6. If false: go back to step 1.
GML:
``````function place_smallSet(center_X,center_Y){
can_place = false;

if(center_X mod 2 == 0){
center_X = center_X + choose(1,-1);
// forces center X to become an odd number, so it aligns properly
// with the rest of the grid
}

if(center_Y mod 2 == 0){
center_Y = center_Y + choose(1,-1);
// forces center Y to become an odd number, so it aligns properly
// with the rest of the grid
}

if(center_X < 2 or center_X > grid_W-2){
exit; // boots out of this function if the point selected goes out of bounds horizontally
}

if(center_Y < 2 or center_Y > grid_H-2){
exit; // boots out of this function if the point selected goes out of bounds vertically
}

// checks to see if any surrounding cells to center_X, center_Y is unpassable
for(var _row = center_Y-1; _row <= center_Y+1; _row++){
for(var _col = center_X-1; _col <= center_X+1; _col++){
if(grid[# _col,_row] == "UNPASSABLE"){
exit; // boots out if true
}
}
}

// checks to see if any surrounding cells to center_X, center_Y is passable
for(var _row = center_Y-1; _row <= center_Y+1; _row++){
for(var _col = center_X-1; _col <= center_X+1; _col++){
if(grid[# _col,_row] == "PASSABLE"){
can_place = true; // certify this as good spot for placing a room
}
}
}

//If everything checked correctly, flag the surrounding cells as passable and center cell as unpassable
if(can_place){
for(var _row = center_Y-1; _row <= center_Y+1; _row++){
for(var _col = center_X-1; _col <= center_X+1; _col++){
grid[# _col,_row] = "PASSABLE";
}
}
grid[# center_X,center_Y] = "UNPASSABLE";
}
}``````
• Make the program use the function above a set number of times (this is trial and error, you'll eventually get to a number that creates maps roughly the size you need. Make it repeat too much and the grid will be so full you might as well not even use a generator).
• Make a nested loop that checks all cells flagged as "PASSABLE" and make them flag all surrounding cells (including diagonal) as "UNPASSABLE", if they're otherwise not flagged as anything else.
• Use sprites to draw the cells on the screen so you can have an idea of the result.

The actual result should be something similar to a Bomberman style level, dotted around with walls that align in sort of a grid shape, completely random and with some branching spaces and pockets separated by walls. This implementation is an adaptation of the concept of Diffusion Limited Aggregation, a technique that can be used generate random dungeons. A cool thing about this code is that it's quite simple. Even though it may sound complicated, you have to realise that all I used here was a single ds_grid and all my tests are done using tried and true nested loops. I should add that even though the code seems to run slowly, it really doesn't. The reason why it slowly animates in the video is because the animation occurs even when the code fails to place a set of cells. By commenting out the step event in the project and bringing the code to the create event of the object that runs this generation, the full map generates on the first frame.

As you can see, I also went a step further and populated the level with walls that would be destroyable (in the case of Bomberman, with bombs). This is just for visual interest, in an actual game I imagine you'd have to make previous test to define preset powerups, enemy distribution, etc.
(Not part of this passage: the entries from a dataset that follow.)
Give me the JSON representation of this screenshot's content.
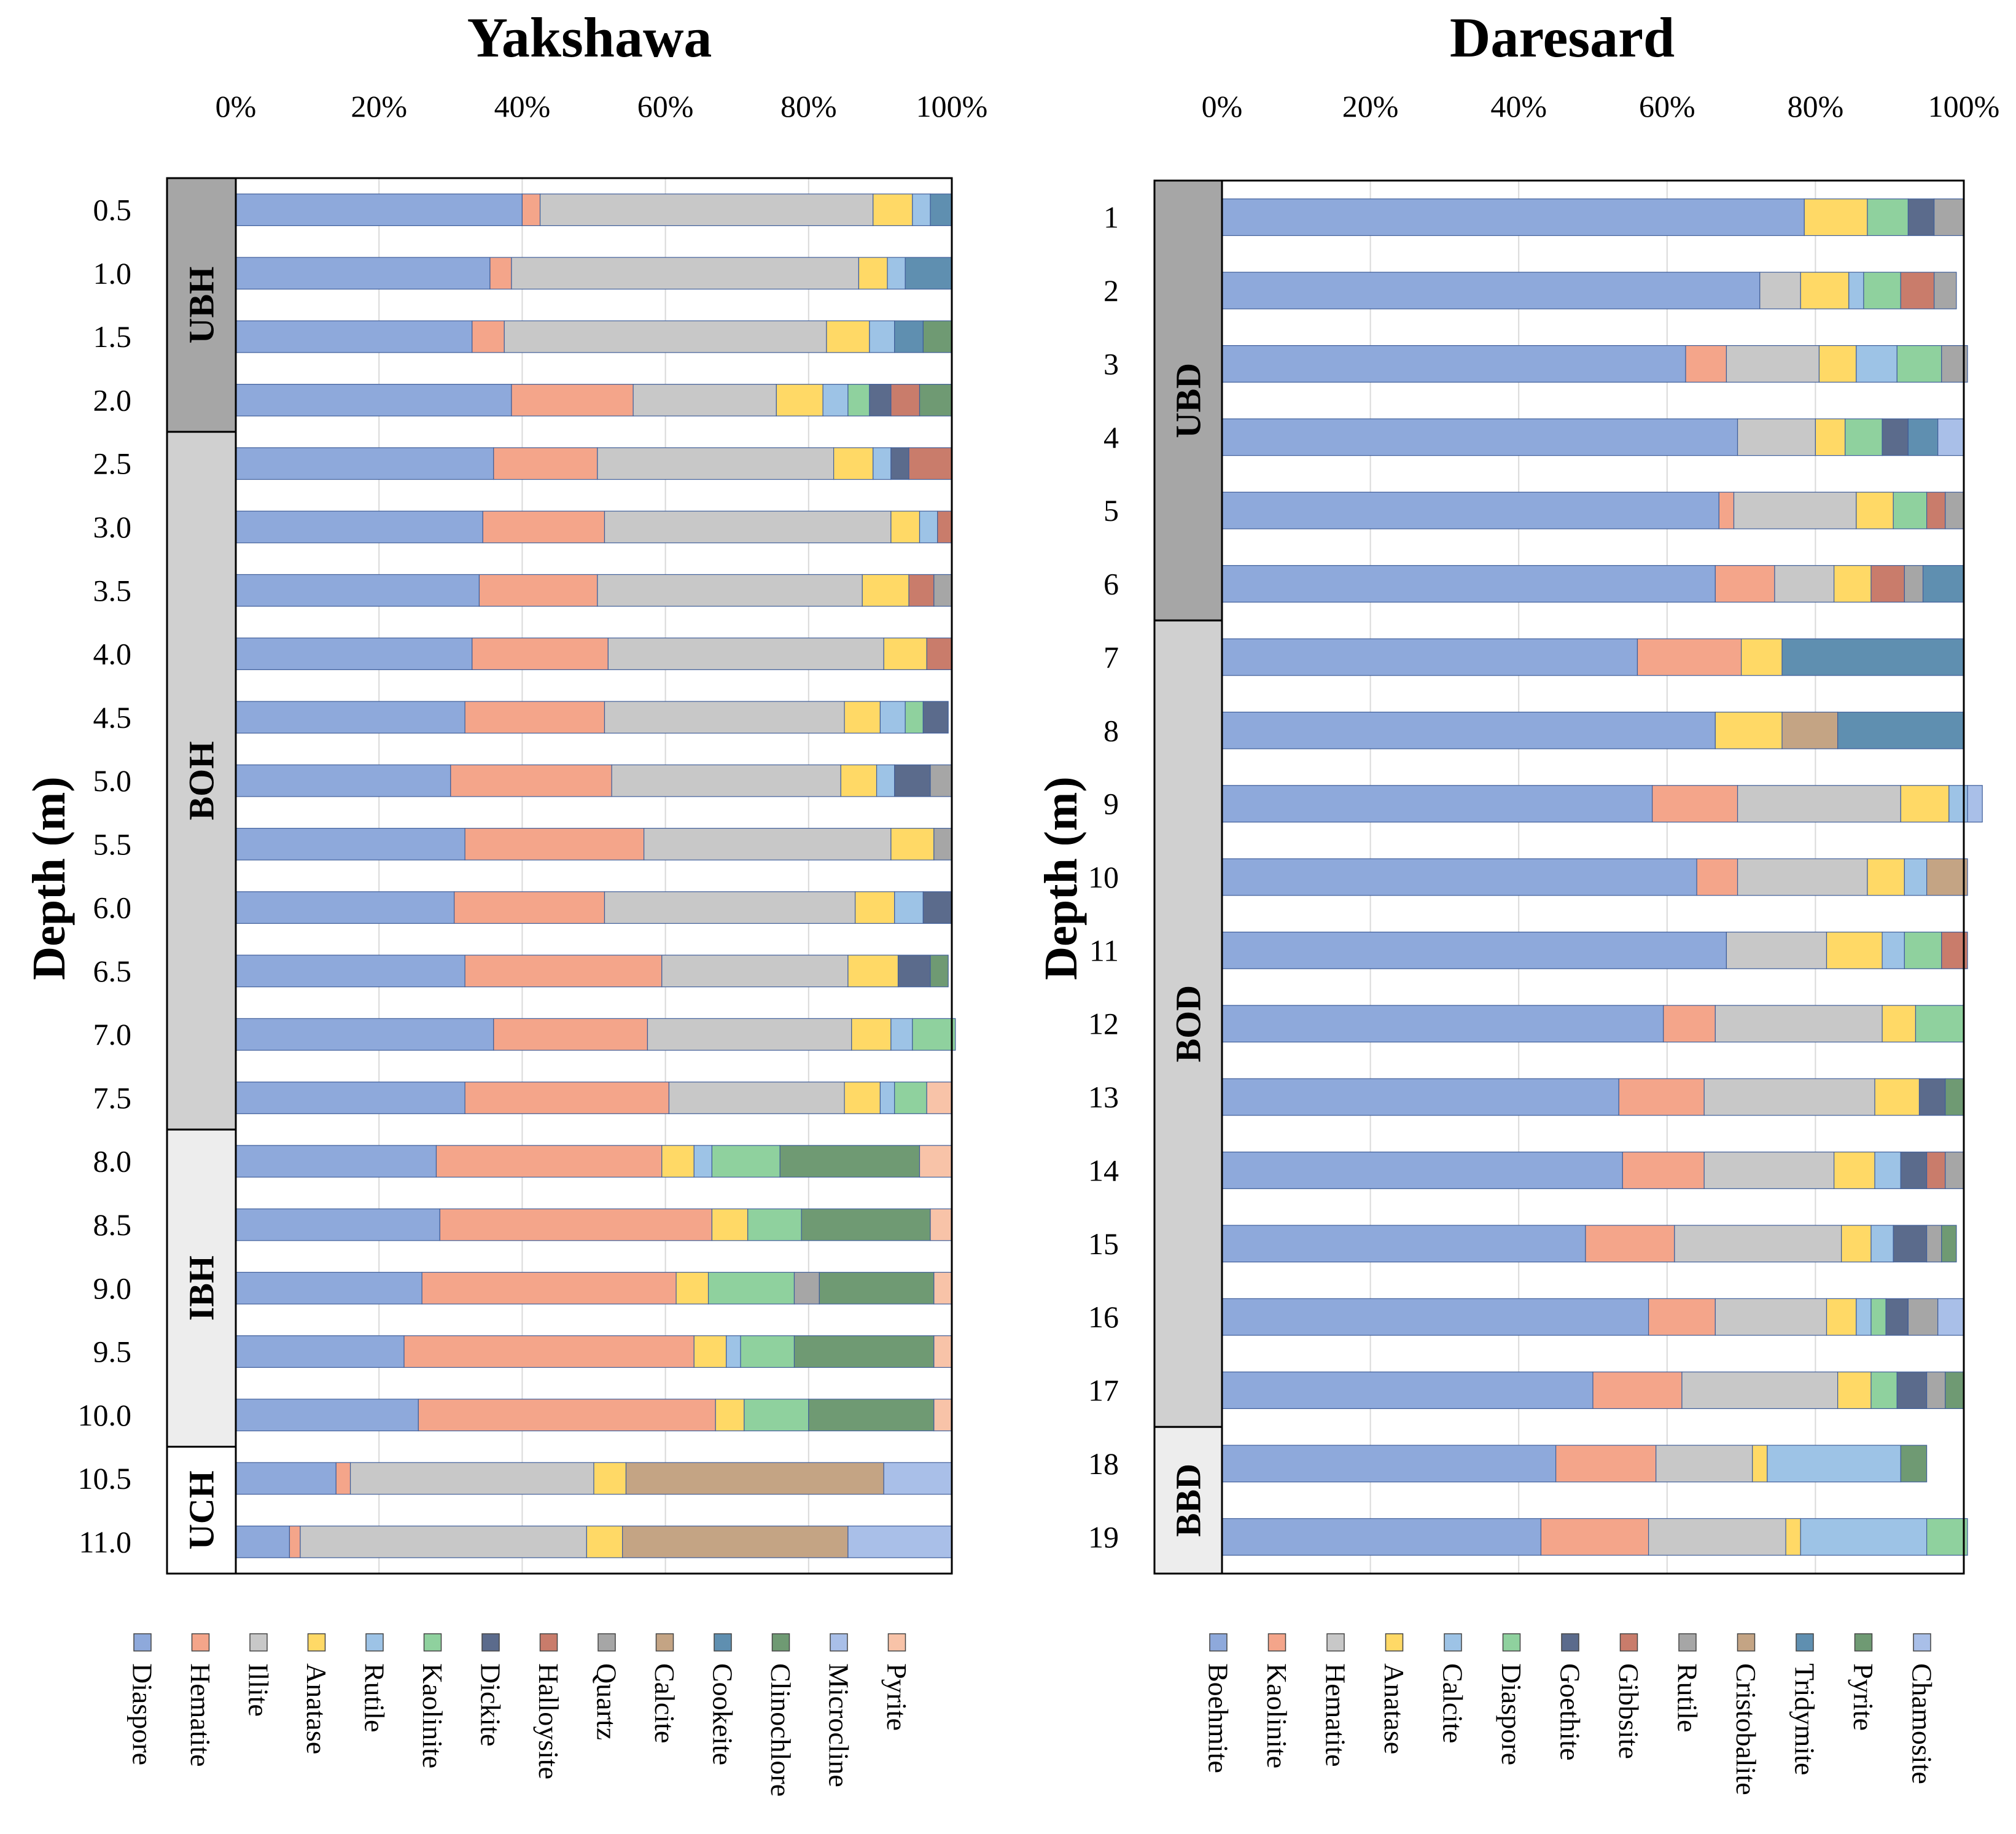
{
  "colors": {
    "blue": "#8EA9DB",
    "salmon": "#F4A58A",
    "gray": "#C8C8C8",
    "yellow": "#FFD966",
    "lightblue": "#9DC3E6",
    "green": "#8FD19E",
    "navy": "#5B6B8C",
    "brick": "#C97C6B",
    "midgray": "#A6A6A6",
    "tan": "#C4A484",
    "steel": "#5F8FB0",
    "darkgreen": "#6F9A73",
    "periwinkle": "#A9BFE8",
    "peach": "#F8C3A8",
    "zone_dark": "#A6A6A6",
    "zone_mid": "#D0D0D0",
    "zone_light": "#EDEDED",
    "zone_white": "#FFFFFF"
  },
  "chart_data": [
    {
      "type": "stacked-bar-horizontal",
      "title": "Yakshawa",
      "ylabel": "Depth (m)",
      "xlim": [
        0,
        100
      ],
      "x_ticks": [
        "0%",
        "20%",
        "40%",
        "60%",
        "80%",
        "100%"
      ],
      "categories": [
        "0.5",
        "1.0",
        "1.5",
        "2.0",
        "2.5",
        "3.0",
        "3.5",
        "4.0",
        "4.5",
        "5.0",
        "5.5",
        "6.0",
        "6.5",
        "7.0",
        "7.5",
        "8.0",
        "8.5",
        "9.0",
        "9.5",
        "10.0",
        "10.5",
        "11.0"
      ],
      "zones": [
        {
          "label": "UBH",
          "from": 0,
          "to": 3,
          "color": "zone_dark"
        },
        {
          "label": "BOH",
          "from": 4,
          "to": 14,
          "color": "zone_mid"
        },
        {
          "label": "IBH",
          "from": 15,
          "to": 19,
          "color": "zone_light"
        },
        {
          "label": "UCH",
          "from": 20,
          "to": 21,
          "color": "zone_white"
        }
      ],
      "series": [
        {
          "name": "Diaspore",
          "color": "blue",
          "values": [
            40,
            35.5,
            33,
            38.5,
            36,
            34.5,
            34,
            33,
            32,
            30,
            32,
            30.5,
            32,
            36,
            32,
            28,
            28.5,
            26,
            23.5,
            25.5,
            14,
            7.5
          ]
        },
        {
          "name": "Hematite",
          "color": "salmon",
          "values": [
            2.5,
            3,
            4.5,
            17,
            14.5,
            17,
            16.5,
            19,
            19.5,
            22.5,
            25,
            21,
            27.5,
            21.5,
            28.5,
            31.5,
            38,
            35.5,
            40.5,
            41.5,
            2,
            1.5
          ]
        },
        {
          "name": "Illite",
          "color": "gray",
          "values": [
            46.5,
            48.5,
            45,
            20,
            33,
            40,
            37,
            38.5,
            33.5,
            32,
            34.5,
            35,
            26,
            28.5,
            24.5,
            0,
            0,
            0,
            0,
            0,
            34,
            40
          ]
        },
        {
          "name": "Anatase",
          "color": "yellow",
          "values": [
            5.5,
            4,
            6,
            6.5,
            5.5,
            4,
            6.5,
            6,
            5,
            5,
            6,
            5.5,
            7,
            5.5,
            5,
            4.5,
            5,
            4.5,
            4.5,
            4,
            4.5,
            5
          ]
        },
        {
          "name": "Rutile",
          "color": "lightblue",
          "values": [
            2.5,
            2.5,
            3.5,
            3.5,
            2.5,
            2.5,
            0,
            0,
            3.5,
            2.5,
            0,
            4,
            0,
            3,
            2,
            2.5,
            0,
            0,
            2,
            0,
            0,
            0
          ]
        },
        {
          "name": "Kaolinite",
          "color": "green",
          "values": [
            0,
            0,
            0,
            3,
            0,
            0,
            0,
            0,
            2.5,
            0,
            0,
            0,
            0,
            6,
            4.5,
            9.5,
            7.5,
            12,
            7.5,
            9,
            0,
            0
          ]
        },
        {
          "name": "Dickite",
          "color": "navy",
          "values": [
            0,
            0,
            0,
            3,
            2.5,
            0,
            0,
            0,
            3.5,
            5,
            0,
            4,
            4.5,
            0,
            0,
            0,
            0,
            0,
            0,
            0,
            0,
            0
          ]
        },
        {
          "name": "Halloysite",
          "color": "brick",
          "values": [
            0,
            0,
            0,
            4,
            6,
            2,
            3.5,
            3.5,
            0,
            0,
            0,
            0,
            0,
            0,
            0,
            0,
            0,
            0,
            0,
            0,
            0,
            0
          ]
        },
        {
          "name": "Quartz",
          "color": "midgray",
          "values": [
            0,
            0,
            0,
            0,
            0,
            0,
            2.5,
            0,
            0,
            3,
            2.5,
            0,
            0,
            0,
            0,
            0,
            0,
            3.5,
            0,
            0,
            0,
            0
          ]
        },
        {
          "name": "Calcite",
          "color": "tan",
          "values": [
            0,
            0,
            0,
            0,
            0,
            0,
            0,
            0,
            0,
            0,
            0,
            0,
            0,
            0,
            0,
            0,
            0,
            0,
            0,
            0,
            36,
            31.5
          ]
        },
        {
          "name": "Cookeite",
          "color": "steel",
          "values": [
            3,
            6.5,
            4,
            0,
            0,
            0,
            0,
            0,
            0,
            0,
            0,
            0,
            0,
            0,
            0,
            0,
            0,
            0,
            0,
            0,
            0,
            0
          ]
        },
        {
          "name": "Clinochlore",
          "color": "darkgreen",
          "values": [
            0,
            0,
            4,
            4.5,
            0,
            0,
            0,
            0,
            0,
            0,
            0,
            0,
            2.5,
            0,
            0,
            19.5,
            18,
            16,
            19.5,
            17.5,
            0,
            0
          ]
        },
        {
          "name": "Microcline",
          "color": "periwinkle",
          "values": [
            0,
            0,
            0,
            0,
            0,
            0,
            0,
            0,
            0,
            0,
            0,
            0,
            0,
            0,
            0,
            0,
            0,
            0,
            0,
            0,
            9.5,
            14.5
          ]
        },
        {
          "name": "Pyrite",
          "color": "peach",
          "values": [
            0,
            0,
            0,
            0,
            0,
            0,
            0,
            0,
            0,
            0,
            0,
            0,
            0,
            0,
            3.5,
            4.5,
            3,
            2.5,
            2.5,
            2.5,
            0,
            0
          ]
        }
      ]
    },
    {
      "type": "stacked-bar-horizontal",
      "title": "Daresard",
      "ylabel": "Depth (m)",
      "xlim": [
        0,
        100
      ],
      "x_ticks": [
        "0%",
        "20%",
        "40%",
        "60%",
        "80%",
        "100%"
      ],
      "categories": [
        "1",
        "2",
        "3",
        "4",
        "5",
        "6",
        "7",
        "8",
        "9",
        "10",
        "11",
        "12",
        "13",
        "14",
        "15",
        "16",
        "17",
        "18",
        "19"
      ],
      "zones": [
        {
          "label": "UBD",
          "from": 0,
          "to": 5,
          "color": "zone_dark"
        },
        {
          "label": "BOD",
          "from": 6,
          "to": 16,
          "color": "zone_mid"
        },
        {
          "label": "BBD",
          "from": 17,
          "to": 18,
          "color": "zone_light"
        }
      ],
      "series": [
        {
          "name": "Boehmite",
          "color": "blue",
          "values": [
            78.5,
            72.5,
            62.5,
            69.5,
            67,
            66.5,
            56,
            66.5,
            58,
            64,
            68,
            59.5,
            53.5,
            54,
            49,
            57.5,
            50,
            45,
            43
          ]
        },
        {
          "name": "Kaolinite",
          "color": "salmon",
          "values": [
            0,
            0,
            5.5,
            0,
            2,
            8,
            14,
            0,
            11.5,
            5.5,
            0,
            7,
            11.5,
            11,
            12,
            9,
            12,
            13.5,
            14.5
          ]
        },
        {
          "name": "Hematite",
          "color": "gray",
          "values": [
            0,
            5.5,
            12.5,
            10.5,
            16.5,
            8,
            0,
            0,
            22,
            17.5,
            13.5,
            22.5,
            23,
            17.5,
            22.5,
            15,
            21,
            13,
            18.5
          ]
        },
        {
          "name": "Anatase",
          "color": "yellow",
          "values": [
            8.5,
            6.5,
            5,
            4,
            5,
            5,
            5.5,
            9,
            6.5,
            5,
            7.5,
            4.5,
            6,
            5.5,
            4,
            4,
            4.5,
            2,
            2
          ]
        },
        {
          "name": "Calcite",
          "color": "lightblue",
          "values": [
            0,
            2,
            5.5,
            0,
            0,
            0,
            0,
            0,
            2.5,
            3,
            3,
            0,
            0,
            3.5,
            3,
            2,
            0,
            18,
            17
          ]
        },
        {
          "name": "Diaspore",
          "color": "green",
          "values": [
            5.5,
            5,
            6,
            5,
            4.5,
            0,
            0,
            0,
            0,
            0,
            5,
            6.5,
            0,
            0,
            0,
            2,
            3.5,
            0,
            5.5
          ]
        },
        {
          "name": "Goethite",
          "color": "navy",
          "values": [
            3.5,
            0,
            0,
            3.5,
            0,
            0,
            0,
            0,
            0,
            0,
            0,
            0,
            3.5,
            3.5,
            4.5,
            3,
            4,
            0,
            0
          ]
        },
        {
          "name": "Gibbsite",
          "color": "brick",
          "values": [
            0,
            4.5,
            0,
            0,
            2.5,
            4.5,
            0,
            0,
            0,
            0,
            3.5,
            0,
            0,
            2.5,
            0,
            0,
            0,
            0,
            0
          ]
        },
        {
          "name": "Rutile",
          "color": "midgray",
          "values": [
            4,
            3,
            3.5,
            0,
            2.5,
            2.5,
            0,
            0,
            0,
            0,
            0,
            0,
            0,
            2.5,
            2,
            4,
            2.5,
            0,
            0
          ]
        },
        {
          "name": "Cristobalite",
          "color": "tan",
          "values": [
            0,
            0,
            0,
            0,
            0,
            0,
            0,
            7.5,
            0,
            5.5,
            0,
            0,
            0,
            0,
            0,
            0,
            0,
            0,
            0
          ]
        },
        {
          "name": "Tridymite",
          "color": "steel",
          "values": [
            0,
            0,
            0,
            4,
            0,
            5.5,
            24.5,
            17,
            0,
            0,
            0,
            0,
            0,
            0,
            0,
            0,
            0,
            0,
            0
          ]
        },
        {
          "name": "Pyrite",
          "color": "darkgreen",
          "values": [
            0,
            0,
            0,
            0,
            0,
            0,
            0,
            0,
            0,
            0,
            0,
            0,
            2.5,
            0,
            2,
            0,
            2.5,
            3.5,
            0
          ]
        },
        {
          "name": "Chamosite",
          "color": "periwinkle",
          "values": [
            0,
            0,
            0,
            3.5,
            0,
            0,
            0,
            0,
            2,
            0,
            0,
            0,
            0,
            0,
            0,
            3.5,
            0,
            0,
            0
          ]
        }
      ]
    }
  ]
}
There are countless other techniques that you could use to turn this into a full game or prototype.

(LAST WORDS: As you may imagine, the function we created is trying to see if it can connect another structure, similar to the one we hard codded in the beginning, by selecting a random point in the grid and doing the proper checks. Doing this randomly gives the map a dungeonlike feel. You could try to make the program check different combinations of cells BUT MAKE SURE PASSABLE WAYS CONNECT, otherwise the code might create closed off pockets of space making certain areas unreachable - unless you want that).